Amerika’nın uyguladığı ambargonun da İran’ı oldukça zorladığını ve İran para biriminin değersiz bir hale geldiğini kaydeden Omer Hojebri bütün bu kriz karşısında İran halkının durumunu işe şöyle özetliyor: 

“Aslında İran toplumu bunalmış bir durumda ve koronavirüs salgını olmasaydı halk şimdi isyanda olacaktı. Yine yoksulluk ve işsizlik her geçen gün artıyor. Ekonominin bu denli bozulması nedeniyle İran, 25 yıl önce Çin ile yapmış olduğu anlaşmayı yeniletti. Bu anlaşmada bilinmeyen birçok nokta olsa da, krizi atlatmak için İran’ın Çin’e muhtaç bir duruma geldiği görülebiliyor.”    

 

İran’daki patlamalar sıradan değil

İran’da bir süredir yaşanan patlamaların nedenine ilişkin de değerlendirmelerde bulunan gazeteci Omer Hojebri, İran devletinin bu patlamaların rutin olduğuna dair bir izlenim yaratmak istediğini belirtti. Patlamaların bir kısmının sanayi ve sivil bölgelerde bir kısmının da askeri bölgelerde meydana geldiğini kaydeden Hojebri, “Bu patlamalar sıradan değil ve bu olayların bir perde arkası var” diye konuştu.

Esfahan ilindeki NATANZ Nükleer tesisindeki patlama, güney İran’da Casık kentinde üç geminin yanması, Tahran’da askeri tesislerin yanması olaylarına dikkat çeken  Hojebri, şöyle devam etti: “İran Rejimi bunların çoğunu gaz sıkışması, elektrik kontağı gibi akla ziyan gerekçeler ile açıklamaya çalışıyor. Arada sızan bilgilerin birinde Tahran’ın kuzeyindeki bir sağlık merkezinde çıkan yangın sebebi ile 4 kişinin tutuklandığını söylüyorlar. Ama bunlar kimdir bilinmiyor. Resmi açıklama da yok. İran kamuoyu, bunların İsrail kaynaklı siber saldırılar olduğunu tartışıyor. Yine birçok çevre bu patlama ve yangınları Amerika’ya bağlayarak; nükleer ve askeri tesislerin ABD tarafından vurulmasının bilindik bir yönetem olduğunu tartışıyor. NATANZ patlaması sonrası bu şüphe oldukça güç kazandı.”

 

Değişimden büyük korku duyuluyor

İran rejiminin muhaliflere ve özelde de kadın aktivistlere yönelik ağır baskı politikalarına dair de görüşlerini paylaşan Omer Hojebri, Tahran’daki iktidar, bu kesimler üzerindeki baskıyı artırarak değişimin önünü alabileceğini düşünüyor” diye belirtti. Ülkedeki koronavirüs salgını nedeniyle gösterilerin aksadığını fakat halkın sokağa dönme imkanlarını aradığını söyleyen Hojebri, “Rejim bunu iyi bildiği için gün be gün karantina tedbirlerini sıkılaştırarak halkın gözünü korkutmaya çalışıyor” ifadelerini kullandı.

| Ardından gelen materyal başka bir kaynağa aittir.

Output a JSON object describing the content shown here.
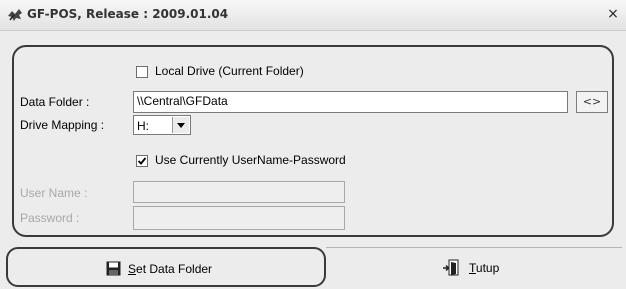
{
  "window": {
    "title": "GF-POS, Release : 2009.01.04",
    "app_icon": "app-logo-icon",
    "close_glyph": "×"
  },
  "form": {
    "local_drive": {
      "label": "Local Drive (Current Folder)",
      "checked": false
    },
    "data_folder": {
      "label": "Data Folder :",
      "value": "\\\\Central\\GFData",
      "browse_label": "<>"
    },
    "drive_mapping": {
      "label": "Drive Mapping :",
      "value": "H:"
    },
    "use_credentials": {
      "label": "Use Currently UserName-Password",
      "checked": true
    },
    "user_name": {
      "label": "User Name :",
      "value": ""
    },
    "password": {
      "label": "Password :",
      "value": ""
    }
  },
  "buttons": {
    "set_data_folder": {
      "label_first": "S",
      "label_rest": "et Data Folder",
      "icon": "floppy-disk-icon"
    },
    "tutup": {
      "label_first": "T",
      "label_rest": "utup",
      "icon": "exit-door-icon"
    }
  }
}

İran’da son iki yıl içerisinde yapılan birçok gösterinin öncülüğünü Kürt halkının, kadınların ve işçilerin yaptığını hatırlatan Hojebri, şöyle devam etti: “Bu sebeple Rojhilat Kürdistanı’nda gözaltı ve tutuklama furyasıyla sivil aktivistler ve doğa aktivistleri zindana atıldı. Terörize edilen işçi öncülerine ağır cezalar verildi. Zaten rejimin kadın korkusu biliniyor. Rejim aklınca bu tutuklamalar ile son iki yılın eylemlerinin intikamını alıyor.”

 

Kadınların iradesini kıramadılar

Ağır baskı, işkence ve idam siyasetine rağmen muhaliflerin hapishanelerde direnmeye devam ettiğine işaret eden gazeteci Omer Hojebri özellikle Zeyneb Celaliyan, Atina Daimi, Gulrux İrayi, Suheyla Hicab’ın durumuna dikkat çekti. Bu isimlerin ağır işkence ve tehditlere maruz kaldığını kaydeden Hojebri, “Fakat bunlara rağmen direndiler ve iradeleri kırılmadı” diye belirtti.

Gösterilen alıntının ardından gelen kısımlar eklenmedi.